FOCUS MODE
EXTRACT IOC
Threat Research

GitHub Action tj-actions/changed-files supply chain attack: everything you need to know

admin
The GitHub Action tj-actions/changed-files was compromised on March 14, 2024, allowing exposed secrets in public repositories to be logged. The incident has been assigned CVE-2025-30066, and although the malicious repository has been removed, risks remain due to previously exposed secrets. Immediate actions are needed for credential recovery and mitigating future exploits.
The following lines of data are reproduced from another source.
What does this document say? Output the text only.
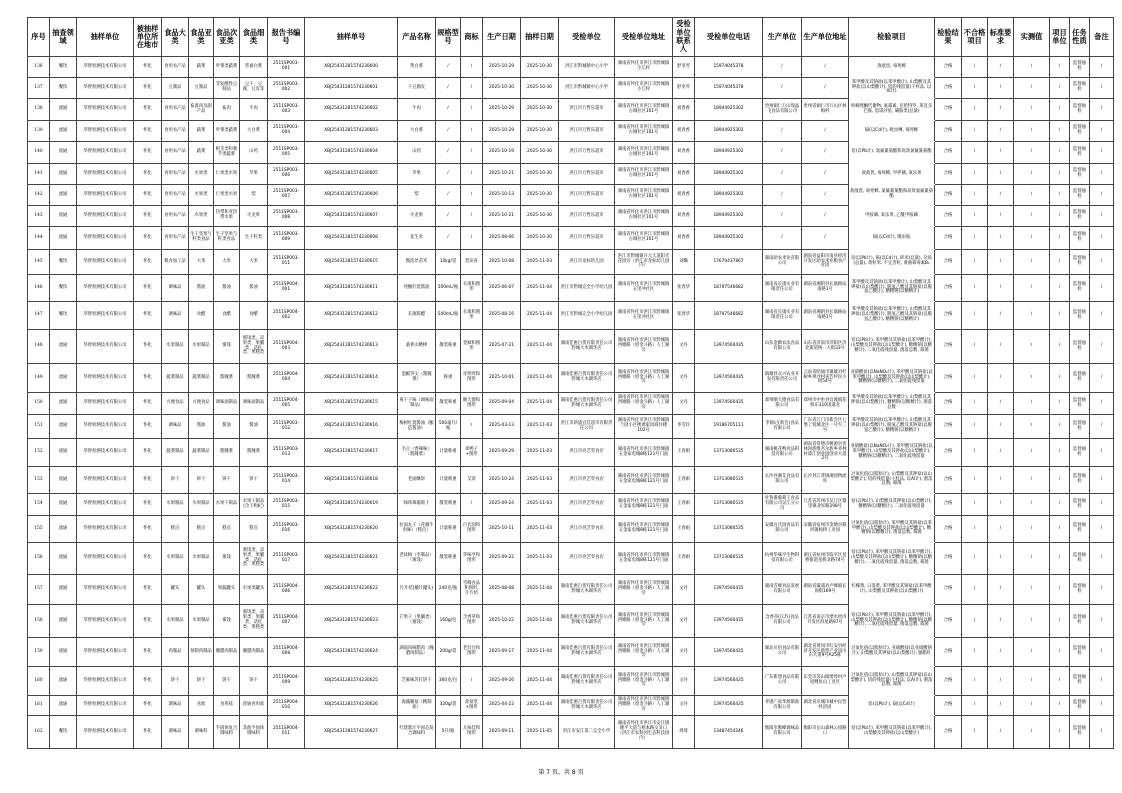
序号	抽查领域	抽样单位	被抽样单位所在地市	食品大类	食品亚类	食品次亚类	食品细类	报告书编号	抽样单号	产品名称	规格型号	商标	生产日期	抽样日期	受检单位	受检单位地址	受检单位联系人	受检单位电话	生产单位	生产单位地址	检验项目	检验结果	不合格项目	标准要求	实测值	项目单位	任务性质	备注
136	餐饮	华智检测技术有限公司	怀化	食用农产品	蔬菜	叶菜类蔬菜	普通白菜	2511SP003-001	XBJ25431281574230600	黄白菜	/	/	2025-10-29	2025-10-30	洪江市黔城镇中心小学	湖南省怀化市洪江市黔城镇小江村	舒亚琴	15974045378	/	/	敌敌畏, 毒死蜱	合格	/	/	/	/	监督抽检	/
137	餐饮	华智检测技术有限公司	怀化	豆制品	豆制品	非发酵性豆制品	豆干、豆腐、豆皮等	2511SP003-002	XBJ25431281574230601	干豆腐皮	/	/	2025-10-30	2025-10-30	洪江市黔城镇中心小学	湖南省怀化市洪江市黔城镇小江村	舒亚琴	15974045378	/	/	苯甲酸及其钠盐(以苯甲酸计), 山梨酸及其钾盐(以山梨酸计), 铝的残留量(干样品, 以Al计)	合格	/	/	/	/	监督抽检	/
138	流通	华智检测技术有限公司	怀化	食用农产品	畜禽肉及副产品	畜肉	牛肉	2511SP003-003	XBJ25431281574230602	牛肉	/	/	2025-10-29	2025-10-30	洪江市万哲乐超市	湖南省怀化市洪江市黔城镇古城社区101号	刘春香	18944925302	贵州铜仁万山瑞晶飞食品有限公司	贵州省铜仁市万山区林梅村	呋喃唑酮代谢物, 氯霉素, 克伦特罗, 莱克多巴胺, 恩诺沙星, 磺胺类(总量)	合格	/	/	/	/	监督抽检	/
139	流通	华智检测技术有限公司	怀化	食用农产品	蔬菜	叶菜类蔬菜	大白菜	2511SP003-004	XBJ25431281574230603	大白菜	/	/	2025-10-29	2025-10-30	洪江市万哲乐超市	湖南省怀化市洪江市黔城镇古城社区101号	刘春香	18944925302	/	/	镉(以Cd计), 吡虫啉, 毒死蜱	合格	/	/	/	/	监督抽检	/
140	流通	华智检测技术有限公司	怀化	食用农产品	蔬菜	根茎类和薯芋类蔬菜	山药	2511SP003-005	XBJ25431281574230604	山药	/	/	2025-10-19	2025-10-30	洪江市万哲乐超市	湖南省怀化市洪江市黔城镇古城社区101号	刘春香	18944925302	/	/	铅(以Pb计), 氯氟氰菊酯和高效氯氟氰菊酯	合格	/	/	/	/	监督抽检	/
141	流通	华智检测技术有限公司	怀化	食用农产品	水果类	仁果类水果	苹果	2511SP003-006	XBJ25431281574230605	苹果	/	/	2025-10-21	2025-10-30	洪江市万哲乐超市	湖南省怀化市洪江市黔城镇古城社区101号	刘春香	18944925302	/	/	敌敌畏, 毒死蜱, 甲拌磷, 氧乐果	合格	/	/	/	/	监督抽检	/
142	流通	华智检测技术有限公司	怀化	食用农产品	水果类	仁果类水果	梨	2511SP003-007	XBJ25431281574230606	梨	/	/	2025-10-13	2025-10-30	洪江市万哲乐超市	湖南省怀化市洪江市黔城镇古城社区101号	刘春香	18944925302	/	/	敌敌畏, 毒死蜱, 氯氟氰菊酯和高效氯氟氰菊酯	合格	/	/	/	/	监督抽检	/
143	流通	华智检测技术有限公司	怀化	食用农产品	水果类	热带和亚热带水果	火龙果	2511SP003-008	XBJ25431281574230607	火龙果	/	/	2025-10-21	2025-10-30	洪江市万哲乐超市	湖南省怀化市洪江市黔城镇古城社区101号	刘春香	18944925302	/	/	甲胺磷, 氧乐果, 乙酰甲胺磷	合格	/	/	/	/	监督抽检	/
144	流通	华智检测技术有限公司	怀化	食用农产品	生干坚果与籽类食品	生干坚果与籽类食品	生干籽类	2511SP003-009	XBJ25431281574230608	花生米	/	/	2025-08-06	2025-10-30	洪江市万哲乐超市	湖南省怀化市洪江市黔城镇古城社区101号	刘春香	18944925302	/	/	镉(以Cd计), 噻虫胺	合格	/	/	/	/	监督抽检	/
145	餐饮	华智检测技术有限公司	怀化	粮食加工品	大米	大米	大米	2511SP003-011	XBJ25431281574230615	甄选丝苗米	10kg/袋	贺田喜	2025-10-08	2025-11-03	洪江市龙标幼儿园	洪江市黔城镇开元大道阳光花园旁（洪江市龙标幼儿园内）	刘璐	17670437867	湖南助农米业有限公司	湖南省益阳市南县经济开发区助农米业粮食产业园	铅(以Pb计), 镉(以Cd计), 碎米(总量), 杂质(总量), 黄粒米, 不完善粒, 黄曲霉毒素B₁	合格	/	/	/	/	监督抽检	/
146	餐饮	华智检测技术有限公司	怀化	调味品	酱油	酱油	酱油	2511SP004-001	XBJ25431281574230611	纯酿红烧酱油	500mL/瓶	长康和图形	2025-06-07	2025-11-04	洪江市黔城完全小学幼儿园	湖南省怀化市洪江市黔城镇五里冲社区	张春华	18797546682	湖南省长康实业有限责任公司	湖南省湘阴县长康路站南路1号	苯甲酸及其钠盐(以苯甲酸计), 山梨酸及其钾盐(以山梨酸计), 脱氢乙酸及其钠盐(以脱氢乙酸计), 糖精钠(以糖精计)	合格	/	/	/	/	监督抽检	/
147	餐饮	华智检测技术有限公司	怀化	调味品	食醋	食醋	食醋	2511SP004-002	XBJ25431281574230612	长康陈醋	500mL/瓶	长康和图形	2025-08-16	2025-11-04	洪江市黔城完全小学幼儿园	湖南省怀化市洪江市黔城镇五里冲社区	张春华	18797546682	湖南省长康实业有限责任公司	湖南省湘阴县长康路站南路1号	苯甲酸及其钠盐(以苯甲酸计), 山梨酸及其钾盐(以山梨酸计), 脱氢乙酸及其钠盐(以脱氢乙酸计), 糖精钠(以糖精计)	合格	/	/	/	/	监督抽检	/
148	流通	华智检测技术有限公司	怀化	水果制品	水果制品	蜜饯	蜜饯类、凉果类、果脯类、话化类、果糕类	2511SP004-003	XBJ25431281574230613	桑葚山楂棒	散装称重	金蹄和图形	2025-07-21	2025-11-04	湖南佳惠百货有限责任公司黔城大木湖华店	湖南省怀化市洪江市黔城镇西塘路（原金斗路）人工湖旁	文丹	13974560435	山东金蹄农法食品有限公司	山东省济南市济阳区济北街道统一大街33号	铅(以Pb计), 苯甲酸及其钠盐(以苯甲酸计), 山梨酸及其钾盐(以山梨酸计), 糖精钠(以糖精计), 二氧化硫残留量, 菌落总数, 霉菌	合格	/	/	/	/	监督抽检	/
149	流通	华智检测技术有限公司	怀化	蔬菜制品	蔬菜制品	酱腌菜	酱腌菜	2511SP004-004	XBJ25431281574230614	泡椒笋尖（酱腌菜）	称重	牙痒痒和图形	2025-10-01	2025-11-04	湖南佳惠百货有限责任公司黔城大木湖华店	湖南省怀化市洪江市黔城镇西塘路（原金斗路）人工湖旁	文丹	13974560435	镇雄县众兴农业开发有限责任公司	云南省昭通市镇雄县杉树乡坝沙村寅告村民小组54号	亚硝酸盐(以NaNO₂计), 苯甲酸及其钠盐(以苯甲酸计), 山梨酸及其钾盐(以山梨酸计), 糖精钠(以糖精计), 二氧化硫残留量	合格	/	/	/	/	监督抽检	/
150	流通	华智检测技术有限公司	怀化	方便食品	方便食品	调味面制品	调味面制品	2511SP004-005	XBJ25431281574230615	爽干子味（调味面制品）	散装称重	顺天德和图形	2025-09-04	2025-11-04	湖南佳惠百货有限责任公司黔城大木湖华店	湖南省怀化市洪江市黔城镇西塘路（原金斗路）人工湖旁	文丹	13974560435	郑州顺天德食品有限公司	郑州市中牟县官渡镇花桥东310国道北	苯甲酸及其钠盐(以苯甲酸计), 山梨酸及其钾盐(以山梨酸计), 糖精钠(以糖精计), 菌落总数	合格	/	/	/	/	监督抽检	/
151	流通	华智检测技术有限公司	怀化	调味品	酱油	酱油	酱油	2511SP003-012	XBJ25431281574230616	梅树红烧酱油（酿造酱油）	500毫升/瓶	/	2025-03-13	2025-11-03	洪江市新盛宜佳超市有限责任公司	湖南省怀化市洪江市黔城镇兰园小区楼诱家园商住楼102号	李雪玲	19186705111	李锦记(新会)食品有限公司	广东省江门市新会区七堡工贸城北区一号至二号	苯甲酸及其钠盐(以苯甲酸计), 山梨酸及其钾盐(以山梨酸计), 脱氢乙酸及其钠盐(以脱氢乙酸计), 糖精钠(以糖精计)	合格	/	/	/	/	监督抽检	/
152	流通	华智检测技术有限公司	怀化	蔬菜制品	蔬菜制品	酱腌菜	酱腌菜	2511SP003-013	XBJ25431281574230617	毛豆（香辣味）（酱腌菜）	计量称重	辜鸭子+图形	2025-09-29	2025-11-03	洪江市亮艺零食店	湖南省怀化市洪江市黔城镇五金家电城8栋121号门面	王春娟	13713080535	湖南桃花鸭食品科技有限公司	湖南省常德市桃源县青林回族维吾尔族乡青林村漆江创业园创业大道2号	亚硝酸盐(以NaNO₂计), 苯甲酸及其钠盐(以苯甲酸计), 山梨酸及其钾盐(以山梨酸计), 糖精钠(以糖精计), 二氧化硫残留量	合格	/	/	/	/	监督抽检	/
153	流通	华智检测技术有限公司	怀化	饼干	饼干	饼干	饼干	2511SP003-014	XBJ25431281574230618	老面酥饼	计量称重	艾哥	2025-10-24	2025-11-03	洪江市亮艺零食店	湖南省怀化市洪江市黔城镇五金家电城8栋121号门面	王春娟	13713080535	长沙县湘艾食品有限公司	长沙县江背镇湘园物流库	过氧化值(以脂肪计), 山梨酸及其钾盐(以山梨酸计), 铝的残留量(干样品, 以Al计), 菌落总数, 霉菌	合格	/	/	/	/	监督抽检	/
154	流通	华智检测技术有限公司	怀化	水果制品	水果制品	水果干制品	水果干制品(含干枸杞)	2511SP003-015	XBJ25431281574230619	绿珍珠葡萄干	散装称重	/	2025-09-24	2025-11-03	洪江市亮艺零食店	湖南省怀化市洪江市黔城镇五金家电城8栋121号门面	王春娟	13713080535	吐鲁番葡萄王食品有限公司吴江分公司	江苏省苏州市吴江区黎里镇北厍路298号	铅(以Pb计), 山梨酸及其钾盐(以山梨酸计), 糖精钠(以糖精计), 二氧化硫残留量	合格	/	/	/	/	监督抽检	/
155	流通	华智检测技术有限公司	怀化	糕点	糕点	糕点	糕点	2511SP003-016	XBJ25431281574230620	拉面丸子（花椒牛肉味）（糕点）	计量称重	百氏园和图形	2025-10-11	2025-11-03	洪江市亮艺零食店	湖南省怀化市洪江市黔城镇五金家电城8栋121号门面	王春娟	13713080535	安徽百氏园食品有限公司	安徽省宿州市金塘县蔡河镇杨桥工业园	过氧化值(以脂肪计), 苯甲酸及其钠盐(以苯甲酸计), 山梨酸及其钾盐(以山梨酸计), 糖精钠(以糖精计), 菌落总数, 霉菌	合格	/	/	/	/	监督抽检	/
156	流通	华智检测技术有限公司	怀化	水果制品	水果制品	蜜饯	蜜饯类、凉果类、果脯类、话化类、果糕类	2511SP003-017	XBJ25431281574230621	老盐梅（李制品）（蜜饯）	散装称重	华味亨和图形	2025-09-22	2025-11-03	洪江市亮艺零食店	湖南省怀化市洪江市黔城镇五金家电城8栋121号门面	王春娟	13713080535	杭州华味亨生物科技有限公司	浙江省杭州市临平区星桥街道星桥北路74号	铅(以Pb计), 苯甲酸及其钠盐(以苯甲酸计), 山梨酸及其钾盐(以山梨酸计), 糖精钠(以糖精计), 二氧化硫残留量, 菌落总数, 霉菌	合格	/	/	/	/	监督抽检	/
157	流通	华智检测技术有限公司	怀化	罐头	罐头	果蔬罐头	水果类罐头	2511SP004-006	XBJ25431281574230622	片片桔(橘片罐头)	240克/瓶	雪峰食品和图形, 片片桔	2025-08-08	2025-11-04	湖南佳惠百货有限责任公司黔城大木湖华店	湖南省怀化市洪江市黔城镇西塘路（原金斗路）人工湖旁	文丹	13974560435	湖南雪峰食品发展有限公司	湖南省溆浦县卢峰镇长岗街169号	柠檬黄, 日落黄, 苯甲酸及其钠盐(以苯甲酸计), 山梨酸及其钾盐(以山梨酸计)	合格	/	/	/	/	监督抽检	/
158	流通	华智检测技术有限公司	怀化	水果制品	水果制品	蜜饯	蜜饯类、凉果类、果脯类、话化类、果糕类	2511SP004-007	XBJ25431281574230623	芒果干（果脯类）（蜜饯）	160g/包	含香草和图形	2025-10-22	2025-11-04	湖南佳惠百货有限责任公司黔城大木湖华店	湖南省怀化市洪江市黔城镇西塘路（原金斗路）人工湖旁	文丹	13974560435	含香草(江苏)食品有限公司	江苏省南京市溧水经济开发区滨星路97号	铅(以Pb计), 苯甲酸及其钠盐(以苯甲酸计), 山梨酸及其钾盐(以山梨酸计), 糖精钠(以糖精计), 二氧化硫残留量, 菌落总数, 霉菌	合格	/	/	/	/	监督抽检	/
159	流通	华智检测技术有限公司	怀化	肉制品	预制肉制品	腌腊肉制品	腌腊肉制品	2511SP004-008	XBJ25431281574230624	湖南风味腊肉（腌腊肉制品）	200g/袋	老灶仓和图形	2025-09-17	2025-11-04	湖南佳惠百货有限责任公司黔城大木湖华店	湖南省怀化市洪江市黔城镇西塘路（原金斗路）人工湖旁	文丹	13974560435	湖北川佰食品有限公司	湖北省黄冈市红安县经济开发区新型产业园川东大道9号A25栋	过氧化值(以脂肪计), 亚硝酸盐(以亚硝酸钠计), 山梨酸及其钾盐(以山梨酸计), 胭脂红	合格	/	/	/	/	监督抽检	/
160	流通	华智检测技术有限公司	怀化	饼干	饼干	饼干	饼干	2511SP004-009	XBJ25431281574230625	芝麻味苏打饼干	360克/包	/	2025-09-26	2025-11-04	湖南佳惠百货有限责任公司黔城大木湖华店	湖南省怀化市洪江市黔城镇西塘路（原金斗路）人工湖旁	文丹	13974560435	广东新想食品有限公司	东莞市茶山镇增埗村卢屋鲤鱼山工业区	过氧化值(以脂肪计), 山梨酸及其钾盐(以山梨酸计), 铝的残留量(干样品, 以Al计), 菌落总数, 霉菌	合格	/	/	/	/	监督抽检	/
161	流通	华智检测技术有限公司	怀化	调味品	食盐	食用盐	普通食用盐	2511SP004-010	XBJ25431281574230626	海藻腌盐（精制盐）	320g/袋	盐盐堂+图形	2025-04-22	2025-11-04	湖南佳惠百货有限责任公司黔城大木湖华店	湖南省怀化市洪江市黔城镇西塘路（原金斗路）人工湖旁	文丹	13974560435	孝感广盐华源制盐有限公司	湖北省应城市城中民营经济园	铅(以Pb计), 镉(以Cd计)	合格	/	/	/	/	监督抽检	/
162	餐饮	华智检测技术有限公司	怀化	调味品	调味料	半固体复合调味料	其他半固体调味料	2511SP004-011	XBJ25431281574230627	红烧酱汁半固态复合调味料	5升/瓶	九味佳和图形	2025-09-11	2025-11-05	洪江市安江第二完全小学	湖南省怀化市洪江市安江镇隆平大道与梧本路交叉口（洪江市农科园生态科技园内）	周琦	13487454246	衡阳市衡峰调味品有限公司	衡阳市岳山森林公园路口	铅(以Pb计), 苯甲酸及其钠盐(以苯甲酸计), 山梨酸及其钾盐(以山梨酸计)	合格	/	/	/	/	监督抽检	/
第 7 页，共 8 页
Affected: public repositories, GitHub Action users

Keypoints :

  • The GitHub Action tj-actions/changed-files was compromised, exposing secrets in logs.
  • The compromise is tracked as CVE-2025-30066.
  • The malicious repository was taken down soon after the compromise was detected.
  • Secrets were stored in CI runner memory and made visible in workflow logs, especially for public repositories.
  • No external exfiltration of secrets to attacker-controlled servers was observed.
  • All versions of tj-actions/changed-files were affected as the attacker altered version tags.
  • Immediate action is required to rotate leaked secrets and mitigate further risks.
  • GitHub users are advised to stop using the compromised action and seek alternatives.
  • This incident has impacted several repositories, including those belonging to large organizations.
  • Users can find affected repositories by querying for the compromised action.
  • Rotating any leaked secrets and deleting relevant workflows is recommended to prevent further exposure.
  • Pinning GitHub Actions to commit hashes can mitigate future supply chain attacks.

MITRE Techniques :

  • T1071.001 – Application Layer Protocol: Web Protocols: Malicious code was injected into CI workflows using the compromised GitHub Action.
  • T1203 – Exploitation for Client Execution: The deployment of a script designed to dump secrets was observed as part of the malicious payload’s execution.
  • T1036 – Masquerading: The attacker impersonated the Renovate bot user to inject malicious code without raising suspicion.
  • T1059.001 – Command and Scripting Interpreter: Powershell: The scripts executed as part of the payload contained instructions to dump sensitive information.

Indicator of Compromise :

  • [Domain] tj-actions/changed-files
  • [CVE] CVE-2025-30066
  • [Token] AWS Access Keys (specific access keys not provided)
  • [Token] GitHub Personal Access Tokens (PATs) (specific tokens not provided)
  • [Token] NPM Tokens (specific tokens not provided)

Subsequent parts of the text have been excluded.